Underrated and misunderstood: Revisiting astronaut simulator ADR1FT

It has a critical average of just 56 on Metacritic, with writers praising the visuals and atmospherics but bemoaning the slow pace and lack of variety in its gameplay. More than two years after its release, and currently enjoying a heavy discount on the PlayStation Store, we revisit Adrift: a much-overlooked and, arguably, underrated and misunderstood astronaut sim.

The choice of subject was always a bold one for Adrift (styled ADR1FT) and its developers, the now-defunct Three One Zero led by the somewhat controversial Adam Orth. Sole survivor of an unexplained but catastrophic event aboard a large space station orbiting Earth, the player adopts the role of Commander Alex Oshima, who’s left alone and struggling to survive, and make sense of, the events that have left the station in pieces.

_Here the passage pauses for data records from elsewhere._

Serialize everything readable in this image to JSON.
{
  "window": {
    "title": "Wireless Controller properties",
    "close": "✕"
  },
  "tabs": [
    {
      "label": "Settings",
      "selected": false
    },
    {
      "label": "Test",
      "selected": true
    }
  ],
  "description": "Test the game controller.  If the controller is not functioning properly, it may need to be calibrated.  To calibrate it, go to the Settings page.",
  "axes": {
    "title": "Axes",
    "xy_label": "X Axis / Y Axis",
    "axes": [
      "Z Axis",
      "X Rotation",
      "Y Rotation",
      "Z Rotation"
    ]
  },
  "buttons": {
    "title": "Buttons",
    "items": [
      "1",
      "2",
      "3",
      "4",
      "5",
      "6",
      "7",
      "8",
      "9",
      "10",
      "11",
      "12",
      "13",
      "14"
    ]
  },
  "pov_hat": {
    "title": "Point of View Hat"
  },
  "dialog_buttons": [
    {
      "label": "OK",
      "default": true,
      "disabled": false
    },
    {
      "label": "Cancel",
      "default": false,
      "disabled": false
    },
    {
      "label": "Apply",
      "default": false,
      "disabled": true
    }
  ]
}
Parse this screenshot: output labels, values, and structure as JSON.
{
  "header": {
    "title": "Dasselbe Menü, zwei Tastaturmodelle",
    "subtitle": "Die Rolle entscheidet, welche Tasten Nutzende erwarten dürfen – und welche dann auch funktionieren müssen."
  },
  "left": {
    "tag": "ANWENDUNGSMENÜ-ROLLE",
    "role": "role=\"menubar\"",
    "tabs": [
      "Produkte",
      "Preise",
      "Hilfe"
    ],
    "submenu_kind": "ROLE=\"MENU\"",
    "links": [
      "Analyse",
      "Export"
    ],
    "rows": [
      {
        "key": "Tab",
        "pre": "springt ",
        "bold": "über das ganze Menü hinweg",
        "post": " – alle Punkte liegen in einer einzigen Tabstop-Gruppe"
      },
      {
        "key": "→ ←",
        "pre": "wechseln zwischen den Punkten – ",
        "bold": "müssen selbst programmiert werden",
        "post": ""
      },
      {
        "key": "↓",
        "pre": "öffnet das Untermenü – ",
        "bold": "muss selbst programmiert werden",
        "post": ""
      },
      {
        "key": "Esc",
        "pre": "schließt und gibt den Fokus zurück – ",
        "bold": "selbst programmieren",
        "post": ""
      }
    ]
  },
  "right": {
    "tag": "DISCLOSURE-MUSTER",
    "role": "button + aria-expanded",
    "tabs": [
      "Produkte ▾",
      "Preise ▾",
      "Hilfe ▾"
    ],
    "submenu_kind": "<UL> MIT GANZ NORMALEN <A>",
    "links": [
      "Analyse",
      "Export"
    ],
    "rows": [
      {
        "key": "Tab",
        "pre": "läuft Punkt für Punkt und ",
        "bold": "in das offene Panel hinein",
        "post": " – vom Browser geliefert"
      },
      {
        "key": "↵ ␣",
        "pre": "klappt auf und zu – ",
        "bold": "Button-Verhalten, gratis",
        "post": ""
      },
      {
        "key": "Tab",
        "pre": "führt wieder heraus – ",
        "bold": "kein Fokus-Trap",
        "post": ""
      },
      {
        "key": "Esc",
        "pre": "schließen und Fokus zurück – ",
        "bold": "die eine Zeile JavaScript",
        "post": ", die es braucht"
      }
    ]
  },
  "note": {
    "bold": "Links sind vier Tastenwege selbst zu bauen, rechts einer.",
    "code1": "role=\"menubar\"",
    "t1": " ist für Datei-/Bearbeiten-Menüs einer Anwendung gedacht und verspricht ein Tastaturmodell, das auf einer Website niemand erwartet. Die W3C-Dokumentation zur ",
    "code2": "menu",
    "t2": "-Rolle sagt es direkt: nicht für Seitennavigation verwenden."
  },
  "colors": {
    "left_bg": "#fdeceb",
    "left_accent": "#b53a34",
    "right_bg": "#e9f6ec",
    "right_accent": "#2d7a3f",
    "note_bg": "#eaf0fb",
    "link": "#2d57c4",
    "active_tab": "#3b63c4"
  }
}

Its core premise is that oxygen is in short supply – but as well as needing it to breathe, it’s also required to traverse the surviving modules and half-destroyed debris of the space station and, most thrillingly, the large expanses of open space between. Every adjustment to your trajectory spends precious O2, and so one of the game’s fundamental challenges is to find your way around as efficiently as possible while topping up the precious resource at any opportunity.

It isn’t easy. Navigating space in zero gravity is more complicated than your average Earth-bound first-person game. In addition to moving forward and backward and strafing left and right, you can also adjust your altitude (for want of a better word) and rotation. And all the while you’re managing and wrestling with inertia. As is correct for a game set in space, once moving you stay moving until you willfully try to stop.

On PS4, the left stick is what physically gets you around, but though the right stick adjusts your view in familiar style, it has little to no bearing on your trajectory. You can turn to look at a passing oxygen canister, sure, but unless you make some other adjustments to your course you’re liable to watch it drift by.

The game offers a few concessions to make getting around just a little easier. The first is that the kinetic inertia doesn’t apply to your rotation, so if you set yourself spinning with a press of the L1 or R1 shoulder buttons, that movement will mercifully stop upon release. The second is that simultaneously pressing both the L2 and R2 triggers brings the player to a standstill – though, as with almost every other in-game action, this costs oxygen. Lastly, a decisive press of the L3 button will “right” your rotation so, for example, the signage on the station’s walls appears the right way up.

Though one doesn’t walk around the game’s environments, Adrift is the spiritual kin of so-called walking simulators like Firewatch and Everyone’s Gone to the Rapture. Like those games, there isn’t a tremendous amount to actually do in Adrift, but unlike those games, which are set very much on terra firma – this makes a lot of sense for a game set among orbital wreckage where, one imagines, there really wouldn’t be very much to keep you busy.